One evening in March 1957 at De Montfort Hall in Leicester, Harold Macmillan had just begun his first major speech as prime minister when a shout came from the audience: “Stop the meeting!” Looking down from the platform, Macmillan saw a well-dressed gentleman, perhaps a doctor, bending over a young woman who had seemingly fainted. “This patient,” the doctor announced, “is in a fit because of the government’s policies of betrayal of this country.” Amid jeers, the woman leapt to her feet. “I confirm that diagnosis,” she declared. “Join the League of Empire Loyalists and fight to keep Britain great!”
Whenever Ukip is mentioned, I think of its ancestors in the League of Empire Loyalists – and not just because of the Blimpish stunts. Formed in 1954, the league was a hard-right gathering of disgruntled Tories, ex-colonial administrators and other malcontents who opposed Britain’s withdrawal from its colonies. But it also harboured more sinister politics: its founder, A K Chesterton (a cousin of GK, the writer), had been a member of Oswald Mosley’s British Union of Fascists in the 1930s, and among the younger recruits was John Tyndall, who went on to found the modern BNP.
Might something similar be true for Ukip?
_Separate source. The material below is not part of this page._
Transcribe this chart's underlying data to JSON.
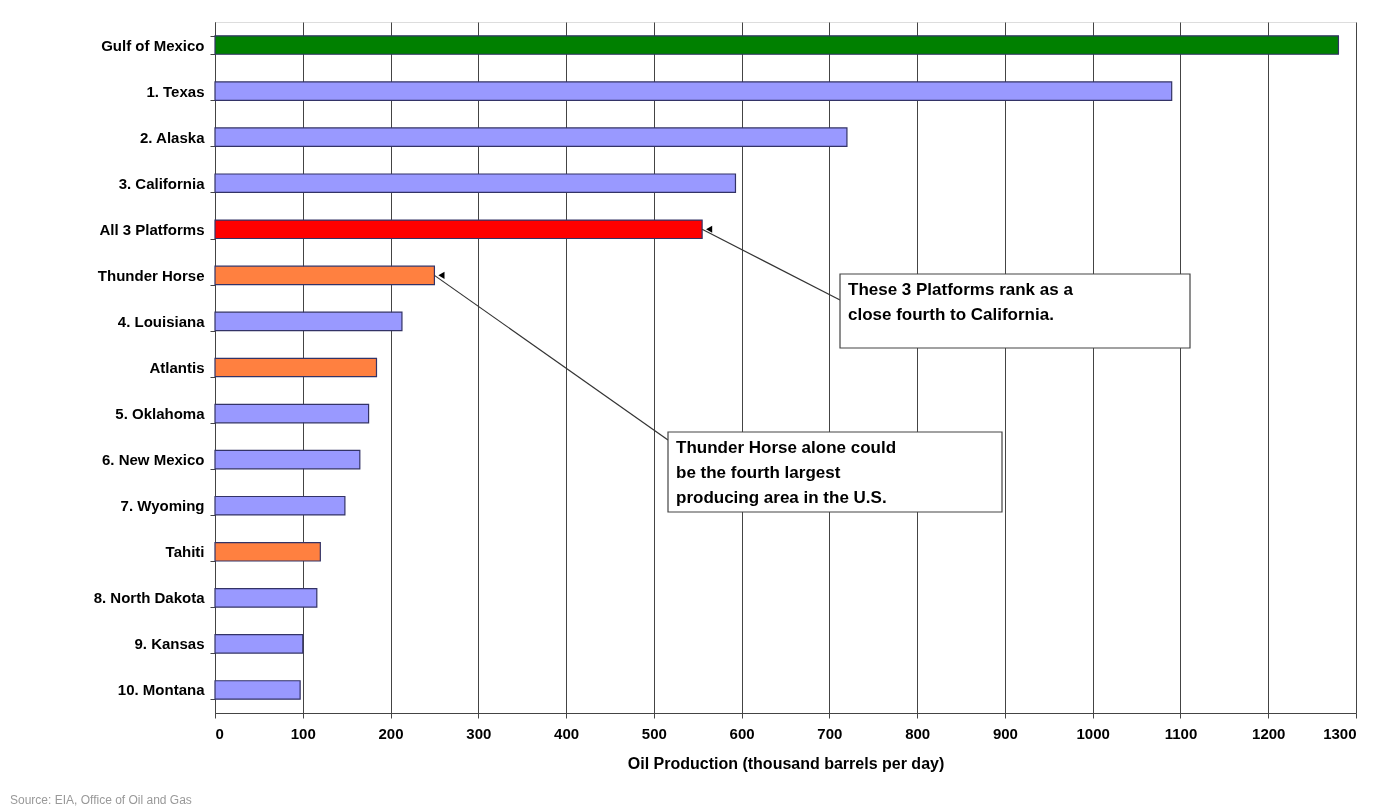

In recent weeks, as local elections have drawn near, we’ve seen a series of revelations about its candidates, some of whom have been caught voicing anti-Semitism or homophobia and, in one case, either giving the Nazi salute or “imitating a pot plant”, depending on who you believe.
Nigel Farage, Ukip’s leader, has tried to play this down as “teething problems” with the party’s system of vetting. Yet the boundary between fascists and the hard right is often porous, as he knows only too well. In 1997 Farage was photographed talking with two senior BNP activists: Mark Deavin, who had briefly infiltrated Ukip, and Tony Lecomber, who holds a conviction for bomb-making. Farage – who wrote in his autobiography Fighting Bull that the meeting with Deavin was “the worst mistake of my political life” and that he met Lecomber unwittingly – has taken great pains to distance Ukip formally from the BNP, banning ex-BNP members from joining, and going so far as to claim his party is doing the country a favour by stealing their voters and keeping Nazis out of the electoral system.
But Ukip’s core positions on immigration and on cultural diversity appeal as far as they can, within the boundaries of acceptable language, to racism: for instance, the “threat” of immigration from Romania and Bulgaria is inflated to ludicrous levels, implying that millions of citizens of these two countries are poised to descend on the UK; Islam has been portrayed as extremely antagonistic to British life, as in 2009, when Ukip’s then leader, Lord Pearson, invited the Islamophobic Dutch politician Geert Wilders to parliament. This provoked the English Defence League to rally outside in support. At the start of April, the EDL’s leader Stephen Lennon claimed that Ukip “are saying exactly what we say, just in a different way.”
With the BNP in a state of collapse, and the EDL’s own efforts to build a political party having failed, Ukip inevitably attracts such attention. But to understand how it differs from the likes of the BNP we must consider who is in charge, and why. The BNP is run by committed fascists who have tried to hide their views in order to win votes. Ukip, by contrast, is funded and led by previously Tory-leaning businessmen who want Britain to leave the EU primarily for economic reasons. They are open about this. After Margaret Thatcher died, Farage described Ukip supporters as her “true inheritors”.
The voters are a different matter. As opinion polls repeatedly indicate, most people don’t consider the EU to be one of their top priorities, so Ukip needs to win support by other means. As the political scientist Rob Ford, the co-author of Revolt on the Right, a forthcoming book on the roots of Ukip’s support, has argued, it would be a mistake to see its emergence merely as a problem for the Tories. Drawing on analysis of voting intentions since 2004, Ford writes that Ukip is “by no means solely a home for discontented Tories” and that many supporters come “from working-class, Labour-leaning backgrounds and are deeply hostile to all the establishment parties”. It’s a profile similar to those who voted for the BNP, but potentially much larger.
The “common sense” that Ukip appeals to – you can’t say what you think in your own country any more, grasping politicians bend over backwards for minorities but do little for the majority, taxpayers are being leeched off by benefit scroungers, and so on – may be common sense as defined by the right-wing press, but it all points to a more profound feeling of disenfranchisement. One could argue that Ukip is what you get after 30 years of political convergence where the institutions through which we can build solidarity – the welfare state, public services, even political representation – have been undermined. Although some of the less competent party activists might be dismissed as “clowns”, their voters most certainly can not.
The irony is that the kind of “independence” Ukip offers – opening Britain further still to the ravages of market forces – would intensify the process. Far from being anti-establishment, Ukip’s leaders want the same as the elite they condemn, only more so.